GSK and Alector Partner to Develop Immuno-Neurology Treatments
With $700 million in upfront cash, GlaxoSmithKline and Alector forged a strategic collaboration to co-develop monoclonal antibody candidates aimed at a range of neurodegenerative diseases, including frontotemporal dementia, amyotrophic lateral sclerosis, Parkinson’s disease and Alzheimer’s disease.
The two antibody candidates, AL001 and AL101, are seen as potential first-in-class medications aimed at these indications. The antibodies are designed to elevate levels of progranulin (PGRN), a key regulator of immune activity in the brain.
There are genetic links between elevated levels of PGRN and multiple neurodegenerative disorders, which makes it “one of the most attractive genetically validated targets for the development of new immuno-neurology treatments.”
Enrollment is ongoing for a Phase III trial assessing AL001 in people at risk for or with frontotemporal dementia due to a progranulin gene mutation (FTD-GRN). This is a severe form of dementia for which there are no approved treatments.
FTD affects 50,000 to 60,000 people in the United States and approximately 110,000 in the European Union. FTD-GRN represents 5% to 10% of all people with FTD.
Additionally, AL001 is currently being assessed in a Phase II study in symptomatic FTD patients with a mutation in the C9orf72 gene. There are plans to study the monoclonal antibody in a Phase II ALS trial beginning in the second half of the year.
AL101 is in a Phase Ia study designed to treat patients suffering from more prevalent neurodegenerative diseases, including Parkinson’s disease and Alzheimer’s disease.
Hal Barron, chief scientific officer and head of GSK’s R&D, said the company’s focus on genetics and the immune system gives researchers unique insights into the potential of PGRN-aimed drugs in neurodegenerative diseases. The company noted that the collaboration with Alector provides it with promising antibodies in immuno-neurology, a core area of focus for the company.

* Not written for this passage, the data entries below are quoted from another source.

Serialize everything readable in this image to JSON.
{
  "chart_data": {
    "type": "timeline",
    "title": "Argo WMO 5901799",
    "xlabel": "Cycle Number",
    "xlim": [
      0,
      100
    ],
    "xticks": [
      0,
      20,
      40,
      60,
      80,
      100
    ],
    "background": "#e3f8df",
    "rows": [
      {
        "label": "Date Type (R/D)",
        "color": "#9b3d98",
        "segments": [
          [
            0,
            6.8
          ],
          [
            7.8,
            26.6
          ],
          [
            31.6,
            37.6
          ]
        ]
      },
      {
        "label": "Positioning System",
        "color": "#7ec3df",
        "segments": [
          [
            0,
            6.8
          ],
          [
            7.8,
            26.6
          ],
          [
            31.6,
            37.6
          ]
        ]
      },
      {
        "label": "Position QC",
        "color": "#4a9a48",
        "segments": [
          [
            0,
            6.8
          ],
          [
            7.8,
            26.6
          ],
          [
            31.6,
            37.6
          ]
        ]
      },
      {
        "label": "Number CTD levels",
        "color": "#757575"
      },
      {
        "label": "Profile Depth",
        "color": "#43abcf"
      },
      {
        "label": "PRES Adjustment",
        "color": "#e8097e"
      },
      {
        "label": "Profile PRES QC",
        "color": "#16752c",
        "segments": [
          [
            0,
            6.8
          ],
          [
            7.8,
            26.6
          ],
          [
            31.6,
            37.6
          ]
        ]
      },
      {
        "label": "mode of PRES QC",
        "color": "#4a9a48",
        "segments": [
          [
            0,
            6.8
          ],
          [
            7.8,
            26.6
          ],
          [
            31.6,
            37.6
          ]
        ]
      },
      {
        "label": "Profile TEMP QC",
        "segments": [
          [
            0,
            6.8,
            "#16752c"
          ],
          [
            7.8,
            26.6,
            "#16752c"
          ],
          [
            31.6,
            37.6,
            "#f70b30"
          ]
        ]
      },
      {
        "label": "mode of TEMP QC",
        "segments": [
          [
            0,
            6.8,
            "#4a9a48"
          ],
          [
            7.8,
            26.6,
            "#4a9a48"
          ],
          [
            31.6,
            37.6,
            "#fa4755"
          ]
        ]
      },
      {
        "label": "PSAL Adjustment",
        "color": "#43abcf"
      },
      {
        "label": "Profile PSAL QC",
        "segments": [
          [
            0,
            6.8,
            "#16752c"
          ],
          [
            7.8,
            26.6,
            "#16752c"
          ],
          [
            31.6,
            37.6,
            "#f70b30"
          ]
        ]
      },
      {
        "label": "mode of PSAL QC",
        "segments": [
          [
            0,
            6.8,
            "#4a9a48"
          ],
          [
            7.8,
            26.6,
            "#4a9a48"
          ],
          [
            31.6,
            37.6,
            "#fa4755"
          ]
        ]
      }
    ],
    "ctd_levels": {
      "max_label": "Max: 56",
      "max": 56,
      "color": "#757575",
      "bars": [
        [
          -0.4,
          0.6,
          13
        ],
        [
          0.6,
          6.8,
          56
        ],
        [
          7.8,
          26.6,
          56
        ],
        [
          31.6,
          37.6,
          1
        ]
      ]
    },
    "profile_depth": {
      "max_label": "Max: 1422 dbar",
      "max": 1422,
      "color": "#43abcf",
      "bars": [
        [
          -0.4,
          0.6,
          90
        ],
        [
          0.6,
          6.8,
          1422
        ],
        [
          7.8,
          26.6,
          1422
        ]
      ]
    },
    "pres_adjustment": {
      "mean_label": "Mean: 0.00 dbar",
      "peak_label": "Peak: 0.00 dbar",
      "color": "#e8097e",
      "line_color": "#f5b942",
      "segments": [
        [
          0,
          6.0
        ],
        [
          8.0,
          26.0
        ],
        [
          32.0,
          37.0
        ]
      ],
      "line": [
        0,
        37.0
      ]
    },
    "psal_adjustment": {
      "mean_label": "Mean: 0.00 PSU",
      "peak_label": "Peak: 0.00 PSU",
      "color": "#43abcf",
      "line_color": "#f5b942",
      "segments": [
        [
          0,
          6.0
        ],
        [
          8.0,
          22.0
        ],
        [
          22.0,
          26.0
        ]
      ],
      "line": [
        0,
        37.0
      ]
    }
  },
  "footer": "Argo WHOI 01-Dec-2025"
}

“Working with Alector’s world class scientists will allow us to investigate the potential of these immuno-neurology therapies to help patients with frontotemporal dementia, a devastating disease without any currently approved treatments, as well as explore the ability to help patients with other neurodegenerative diseases, such as ALS, Parkinson’s and Alzheimer’s,” Barron said in a statement.
Alector Chief Executive Officer Arnon Rosenthal said the collaboration with GSK will expand and accelerate the development of the company’s progranulin franchise into large indications. He noted the partnership will also bolster Alector’s late-stage development and commercial capabilities.
“Importantly, this collaboration is designed to fully support AL001 and AL101’s development and to enable Alector to continue building a fully integrated company as we strive to address the high unmet medical need in patients suffering from neurodegenerative diseases,” Rosenthal said in a statement.
"We are confident that GSK’s extensive experience launching ground-breaking medicines at the intersection of immunology and human genetics, will ensure that AL001 and AL101 are developed to their full potential.”
Under the terms of the agreement, GSK will pay Alector $700 million upfront, with potential milestone payments climbing to $1.5 billion. Alector will lead commercial efforts associated with AL001 in orphan indications and GSK will lead the commercialization of AL101 in Alzheimer’s and Parkinson’s disease. The companies will co-commercialize and share profits in the United States, while GSK will retain exclusive commercialization rights across the globe.